How to Use the Chart in the Binance App
- Open the App and navigate to any trading pair (e.g., BTC/USDT)
- Tap the chart area to enter full-screen mode
- Use the bottom bar to switch timeframes
- Pinch to zoom in or out
- Long-press on a candlestick to see its exact OHLC data
- Tap the "Indicators" button to add or remove technical indicators
Common Beginner Mistakes
1. Looking at only one timeframe The daily chart shows an uptrend, but the 15-minute chart shows a drop — and you panic. In reality, different timeframes can tell very different stories. Use the larger timeframe for direction and the smaller timeframe for entry and exit points.
2. Trying to memorize every pattern There are dozens of candlestick patterns. Beginners don't need to learn them all. Mastering bullish candles, bearish candles, and dojis is enough to start.
3. Treating K-line charts as a prediction tool K-line charts display historical prices. They help you understand market conditions but can't precisely predict the future. Don't go all-in just because you spot a "bullish pattern."

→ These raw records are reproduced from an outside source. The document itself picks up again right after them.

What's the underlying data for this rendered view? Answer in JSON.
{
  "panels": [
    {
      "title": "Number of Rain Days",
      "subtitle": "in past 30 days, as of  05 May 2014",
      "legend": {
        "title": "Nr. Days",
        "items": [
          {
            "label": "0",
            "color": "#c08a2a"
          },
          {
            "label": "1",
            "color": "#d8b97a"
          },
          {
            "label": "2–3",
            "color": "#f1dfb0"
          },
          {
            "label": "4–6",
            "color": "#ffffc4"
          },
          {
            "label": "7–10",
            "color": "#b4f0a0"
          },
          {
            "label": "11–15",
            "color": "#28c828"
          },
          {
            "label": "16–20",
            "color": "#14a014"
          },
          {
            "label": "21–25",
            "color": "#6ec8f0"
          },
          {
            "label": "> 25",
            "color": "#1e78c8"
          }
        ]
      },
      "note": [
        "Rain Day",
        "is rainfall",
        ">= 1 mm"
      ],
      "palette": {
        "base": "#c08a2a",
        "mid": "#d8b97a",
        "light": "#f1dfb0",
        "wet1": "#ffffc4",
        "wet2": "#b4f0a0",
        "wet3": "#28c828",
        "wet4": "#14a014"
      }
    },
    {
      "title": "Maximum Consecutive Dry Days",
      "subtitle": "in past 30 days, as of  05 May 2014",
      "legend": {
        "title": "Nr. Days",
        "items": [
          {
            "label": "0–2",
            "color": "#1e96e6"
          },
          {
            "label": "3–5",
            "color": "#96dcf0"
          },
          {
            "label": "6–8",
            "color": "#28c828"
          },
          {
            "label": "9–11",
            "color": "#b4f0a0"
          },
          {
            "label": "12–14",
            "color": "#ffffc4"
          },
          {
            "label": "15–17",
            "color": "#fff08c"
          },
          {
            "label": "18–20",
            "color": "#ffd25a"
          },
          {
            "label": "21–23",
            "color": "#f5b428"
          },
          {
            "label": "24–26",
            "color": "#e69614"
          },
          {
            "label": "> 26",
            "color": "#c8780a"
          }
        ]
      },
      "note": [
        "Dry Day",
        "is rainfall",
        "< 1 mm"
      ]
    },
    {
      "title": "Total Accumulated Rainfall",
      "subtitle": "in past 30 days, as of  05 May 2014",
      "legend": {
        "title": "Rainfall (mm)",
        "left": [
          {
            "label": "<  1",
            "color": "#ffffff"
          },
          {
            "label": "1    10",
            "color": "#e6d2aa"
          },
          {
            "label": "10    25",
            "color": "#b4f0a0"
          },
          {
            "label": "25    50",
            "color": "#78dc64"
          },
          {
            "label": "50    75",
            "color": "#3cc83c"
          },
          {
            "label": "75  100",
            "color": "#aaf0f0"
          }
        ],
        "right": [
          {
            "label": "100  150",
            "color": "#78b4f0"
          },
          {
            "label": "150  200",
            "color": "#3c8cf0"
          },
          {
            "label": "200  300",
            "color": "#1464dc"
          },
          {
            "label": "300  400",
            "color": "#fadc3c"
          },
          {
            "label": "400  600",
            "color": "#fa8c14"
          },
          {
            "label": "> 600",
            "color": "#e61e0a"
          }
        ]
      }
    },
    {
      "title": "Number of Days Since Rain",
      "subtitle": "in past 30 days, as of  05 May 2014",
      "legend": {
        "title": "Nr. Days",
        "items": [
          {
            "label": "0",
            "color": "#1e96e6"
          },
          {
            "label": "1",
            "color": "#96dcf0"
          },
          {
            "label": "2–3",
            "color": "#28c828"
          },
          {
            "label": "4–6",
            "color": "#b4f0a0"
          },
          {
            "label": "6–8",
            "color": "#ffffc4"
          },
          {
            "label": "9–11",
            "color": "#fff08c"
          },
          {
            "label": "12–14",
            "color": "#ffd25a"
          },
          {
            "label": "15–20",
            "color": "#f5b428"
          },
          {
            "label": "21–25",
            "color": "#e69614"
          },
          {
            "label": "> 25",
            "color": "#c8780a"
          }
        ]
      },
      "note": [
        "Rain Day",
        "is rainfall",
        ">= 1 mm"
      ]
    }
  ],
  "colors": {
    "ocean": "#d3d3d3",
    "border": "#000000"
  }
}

4. Ignoring volume Many beginners focus only on the shape and color of candlesticks and overlook the volume bars below. Volume is a crucial reference for validating the reliability of price movements.
K-line charts are a foundational skill for traders. You don't need to learn everything at once, but it's worth investing time to gradually master them. Starting today, open Binance and spend a few minutes looking at the daily chart each day — within two weeks, those candlesticks will start feeling a lot more familiar.